The same goes for Mazda’s long overdue venture into electrification. Toyota has sold petrol-electric hybrids for better than two decades. Nissan has sold a full EV for almost ten years. Mazda? Nothing.
Isn’t Hirose afraid of being a victim in a market that’s due for disruptive change? Again he's animated because by he's surely been asked this question many times and the answers haven't always satisfied a demand for rapid progress.
“We think about permeation of EVs into the market. At the moment it's an issue of driving range. Driving range has been questioned and one way of addressing that is putting more battery onto it. I'd always have to refer back to the lifecycle assessment meaning that overall CO2 emissions: what is supposedly a CO2 emission-free EV, the more battery you put on it – and this is the paradox – the more CO2 you are emitting because of the processes involved in getting the battery onto the car and the cycle after its life,” he muses.

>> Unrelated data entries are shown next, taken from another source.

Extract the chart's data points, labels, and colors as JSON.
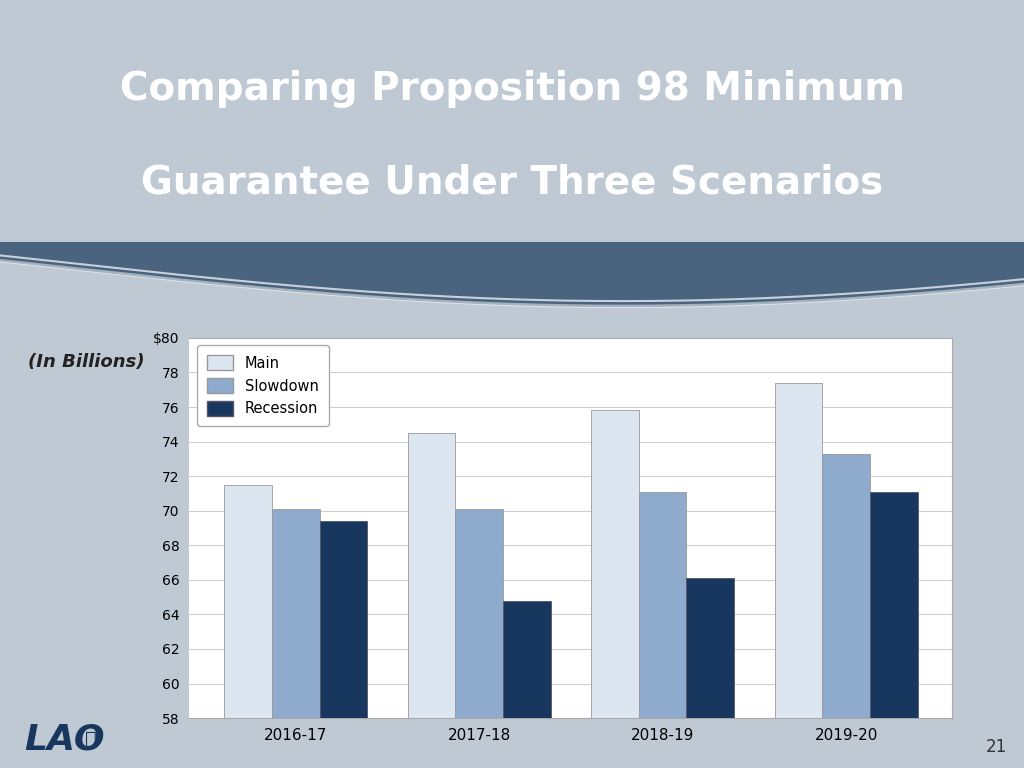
{
  "title_line1": "Comparing Proposition 98 Minimum",
  "title_line2": "Guarantee Under Three Scenarios",
  "subtitle": "(In Billions)",
  "categories": [
    "2016-17",
    "2017-18",
    "2018-19",
    "2019-20"
  ],
  "main_values": [
    71.5,
    74.5,
    75.8,
    77.4
  ],
  "slowdown_values": [
    70.1,
    70.1,
    71.1,
    73.3
  ],
  "recession_values": [
    69.4,
    64.8,
    66.1,
    71.1
  ],
  "color_main": "#dce6f1",
  "color_slowdown": "#8eaacc",
  "color_recession": "#17375e",
  "ylim_min": 58,
  "ylim_max": 80,
  "yticks": [
    58,
    60,
    62,
    64,
    66,
    68,
    70,
    72,
    74,
    76,
    78,
    80
  ],
  "ytick_labels": [
    "58",
    "60",
    "62",
    "64",
    "66",
    "68",
    "70",
    "72",
    "74",
    "76",
    "78",
    "$80"
  ],
  "header_bg_color": "#4a6480",
  "body_bg_color": "#bfc9d4",
  "chart_bg_color": "#ffffff",
  "page_number": "21",
  "legend_labels": [
    "Main",
    "Slowdown",
    "Recession"
  ],
  "lao_color": "#17375e"
}
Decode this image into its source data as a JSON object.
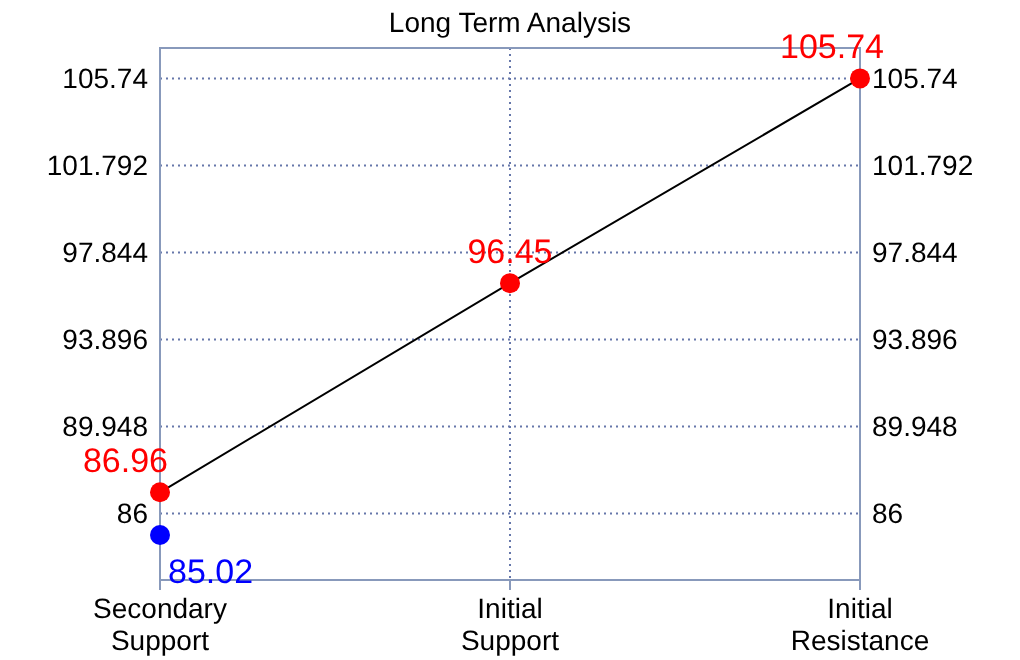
{
  "chart_data": {
    "type": "scatter",
    "title": "Long Term Analysis",
    "categories": [
      "Secondary Support",
      "Initial Support",
      "Initial Resistance"
    ],
    "ylim": [
      82.98,
      107.12
    ],
    "yticks": [
      86,
      89.948,
      93.896,
      97.844,
      101.792,
      105.74
    ],
    "y2lim": [
      82.98,
      107.12
    ],
    "y2ticks": [
      86,
      89.948,
      93.896,
      97.844,
      101.792,
      105.74
    ],
    "grid": true,
    "marker": "circle",
    "series": [
      {
        "type": "line",
        "color": "#000000",
        "marker": "none",
        "values": [
          86.96,
          96.45,
          105.74
        ]
      },
      {
        "color": "#ff0000",
        "values": [
          86.96,
          96.45,
          105.74
        ],
        "value_labels": [
          "86.96",
          "96.45",
          "105.74"
        ]
      },
      {
        "color": "#0000ff",
        "x": [
          "Secondary Support"
        ],
        "values": [
          85.02
        ],
        "value_labels": [
          "85.02"
        ]
      }
    ]
  }
}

“If you want increased driving range, let's put more battery onto the car, which means that the more battery capacity you have, the charging time is going to get longer and longer. If you are thinking of really permeating the market, which in turn means you need to have massive scale to do that, you have to consider the customers who will purchase EVs for their one and only car in the household. If that's not the case, then during the time that they're charging their car to get the full driving range that they want, then they would need a second car. The infrastructure's still not there to meet those demands. It's fragile,” he says.
“What we at Mazda are looking to do is based on really lowering CO2, and that's based on our well to wheel thinking and that considers many different factors as to how in earnest to contribute to this target. We went through many different iterations of our concepts for our EV. Having considered all these different areas, we will be able to make an announcement of the EV concept that Mazda has come up with in the latter half of this year. As our president mentioned yesterday in the press conference, we will be introducing an EV model in calendar year 2020.”
So, better late than never. Mazda’s finally taking a tentative step into a brave new world. But if you’re not prepared to give up fossil fuels just yet, the company has a lot that will appeal. The revolutionary SkyActiv-X and a refreshed 1.5-litre for the MX-5, a philosophy of lightweighting new powerplants and ongoing development of the mass-market SkyActiv-D and –G engines represent a solid base to work from.
Ichiro Hirose is banking on a customer base that respects engineering and practicality over marketing sleight of hand or gesture politics. Such conservatism now seems a bold outlier but when your job title encompasses virtually everything, one can’t help but take a more expansive view.